Over the years, I tried with no success to rally the troops not so much against any political group but always arguing for a tight professional organization whose goals was to bring all psychiatrists up to speed in order to practice state-of-the-art psychiatry. As a professional organization that is all you can do. The American Psychiatric Association tries to pull it off, but there are too many political conflicts of interest. For years the APA has clearly been more aligned with managed care organizations and the American Board of Medical Specialties and the American Board of Psychiatry and Neurology against the membership. People may deny it but that has been the net effect. Instead of the goals of independent life long learning and state-of-the-art psychiatry, the vigor of the organization has been dissipated on shaky political alliances and special interest politics. Instead of defending the organization and its members there have been concessions to people grandstanding in Congress. There have also been concessions to the cost rhetoric of both the government and managed care organizations and the current collaborative care rhetoric as psychiatric reimbursement from those organizations has become trivial and the infrastructure required to treat severe disorder - destroyed.
For the last 30 years, there has been a constant war of attrition in state legislatures everywhere against the idea that you probably should have medical training in order to prescribe medications. There is a break with reality in that physicians with the highest level of training also have the highest levels of accountability. Any interested citizen living in a state where there are a lot of nonphysician prescribers should ask themselves if all of those prescribers are held to the same standard or not? What level of training does it take in a crash course to equal my 8 years of medical training? How do politicians with no knowledge of medical training themselves make these decisions? Is the decision based on public safety - their usual standard for investigating physicians - or is it something else? I would submit that it is always something else?
Getting back to the title of this post I will comment on a few strategies that are probably too little and too late at this point. These are things I have been talking about for 30 years frequently to the annoyance of colleagues who prefer a head-in-the-sand approach:
1. State-of-the-art psychiatry: I was buoyed by a presentation on neuropsychiatry at the Madison conference this year and think that teaching and talking about these concepts needs to be more widespread. There is no better way to up your game than to take the thinking in the field to an entirely different level.

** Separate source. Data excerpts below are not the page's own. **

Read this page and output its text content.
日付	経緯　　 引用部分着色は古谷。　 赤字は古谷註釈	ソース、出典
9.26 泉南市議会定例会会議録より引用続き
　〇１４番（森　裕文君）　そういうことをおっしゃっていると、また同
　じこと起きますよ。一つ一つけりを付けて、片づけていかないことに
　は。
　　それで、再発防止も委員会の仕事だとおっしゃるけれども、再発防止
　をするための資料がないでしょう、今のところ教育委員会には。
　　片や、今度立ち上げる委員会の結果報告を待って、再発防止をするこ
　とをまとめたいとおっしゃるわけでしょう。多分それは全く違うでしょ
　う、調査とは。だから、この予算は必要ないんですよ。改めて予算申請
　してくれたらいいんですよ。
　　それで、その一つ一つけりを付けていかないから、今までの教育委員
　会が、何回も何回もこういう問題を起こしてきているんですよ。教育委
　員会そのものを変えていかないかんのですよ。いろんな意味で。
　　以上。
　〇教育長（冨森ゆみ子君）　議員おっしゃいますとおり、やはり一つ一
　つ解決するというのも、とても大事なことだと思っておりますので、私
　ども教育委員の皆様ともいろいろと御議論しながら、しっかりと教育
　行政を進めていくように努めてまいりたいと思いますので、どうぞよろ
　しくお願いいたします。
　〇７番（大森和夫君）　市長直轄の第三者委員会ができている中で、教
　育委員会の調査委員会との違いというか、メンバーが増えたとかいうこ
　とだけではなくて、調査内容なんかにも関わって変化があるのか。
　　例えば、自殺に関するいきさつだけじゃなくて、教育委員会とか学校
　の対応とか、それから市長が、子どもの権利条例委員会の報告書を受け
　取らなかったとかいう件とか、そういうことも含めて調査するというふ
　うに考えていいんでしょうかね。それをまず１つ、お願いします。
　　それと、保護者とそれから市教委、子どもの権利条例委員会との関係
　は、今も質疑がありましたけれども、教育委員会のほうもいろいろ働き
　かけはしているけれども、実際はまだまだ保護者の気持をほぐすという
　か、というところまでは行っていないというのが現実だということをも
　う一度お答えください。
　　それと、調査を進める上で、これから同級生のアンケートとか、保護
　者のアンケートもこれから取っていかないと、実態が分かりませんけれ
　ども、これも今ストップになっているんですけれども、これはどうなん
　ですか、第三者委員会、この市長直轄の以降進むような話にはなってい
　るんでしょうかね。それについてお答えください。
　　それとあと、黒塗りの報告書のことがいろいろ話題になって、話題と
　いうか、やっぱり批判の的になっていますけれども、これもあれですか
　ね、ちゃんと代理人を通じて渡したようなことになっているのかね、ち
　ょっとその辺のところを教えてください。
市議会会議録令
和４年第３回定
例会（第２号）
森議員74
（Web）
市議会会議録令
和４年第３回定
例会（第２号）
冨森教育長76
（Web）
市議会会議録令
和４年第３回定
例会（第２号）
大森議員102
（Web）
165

2. Politics: Physicians in general depend far too much on the kindness of strangers. The amount of money that physicians have given to politicians looking for a modest break (like maybe there should be a limit on who is qualified to prescribe medication) is legendary at this point. That is billions of dollars wasted just so the Obama administration could sit physician representatives down in a room and tell them their job was to sit there, shut up and support Obamacare. Physicians and psychiatrists cannot afford to squander blood, sweat, and treasure on people who only know how to exploit physicians. That includes anyone supporting maintenance of certification (MOC), maintenance of licensure (MOL), managed care organizations, or pharmaceutical benefit managers. That includes anyone supporting the various reasons why physicians have to sit down at the end of a busy day and spend another 3 to 4 hours on paperwork before they can go home.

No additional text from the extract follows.